Sa main chaude enserrée dans la sienne elle a chuchoté à son oreille. Doux gazouillis d’amour, mélopée venue du plus profond de son être, pacte entre elle et lui, lui et elle.
Un dernier baiser, un dernier regard et la double-porte s’est refermée.
Elle dans le couloir, lui parti là-bas vers l’inconnu.
Un faible gémissement est sorti de sa gorge et son corps jusque là tendu s’est soudain affaissé sur lui-même. Un instant, un instant seulement.
Une voix en elle, impérative, l’appelait au dehors, loin de ce lieu où ils avaient survécu ces derniers jours.
Sa voiture garée sur le plateau, elle a enfilé la vieille parka et la paire de chaussures de marche qui veillaient toujours dans un coin du coffre. Un pas guidant l’autre, elle a marché le long des chemins de terre, traversant des landes et des bois encore roux de cet automne qui ne voulait pas céder sa place à l’hiver en ce premier jour de l’année.
Tour à tour, elle a poussé le landau dans lequel il était endormi, la poussette où il gigotait impatient puis le vélo où il était assis, joyeux, derrière elle. Elle l’a aidé à cueillir des myrtilles et des champignons.
Ecoute, le geai nous a repérés !
Regarde, un écureuil !
Curieux de tout, souvent plongé dans ses livres, il lui a appris à distinguer les arbres, les traces du gibier, à observer le ciel.
Le vent change ! Demain il pleuvra !
Déjà, il sortait avec ses copains, ses petites amies et elle marchait seule, sereine. En juin, si tout se déroulait bien, il obtiendrait son diplôme d’ingénieur agronome.

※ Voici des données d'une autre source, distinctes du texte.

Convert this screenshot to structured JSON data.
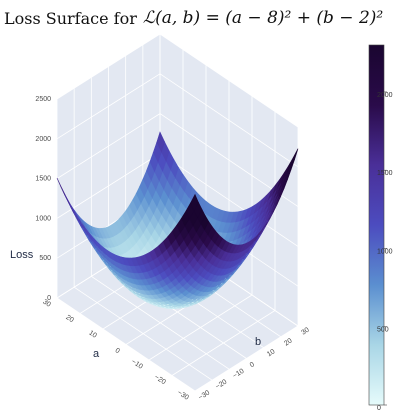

Arrivée au belvédère surplombant la vallée, elle s’est assise sur un banc. La ville en contrebas digérait les derniers évènements, bulles de champagne et cotillons pour les uns, mal de tête pour d’autres ou encore vide sidéral…vide…. vide…
Ses pensées se sont envolées vers les équipes médicales toujours sur le pont malgré les jours de fête puis, doucement, ont apprivoisé la réalité de ces êtres qui bientôt seraient soulagés grâce aux dons des organes de son fils et alors seulement les larmes ont perlé et se sont libérées.
Pourquoi ce tireur fou au marché de Noël ? Pourquoi en plein centre ville à l’heure de la fin des cours ? Pourquoi ces armes de guerre, ces éclats de grenades ? Pourquoi autant de blessés, de morts ? Pourquoi son fils pris dans ce traquenard insensé ?
Elle a regardé sa montre.
Il avait encore besoin d’elle pour sa dernière étape.
Elle a changé de chaussures et a repris la route vers l’hôpital.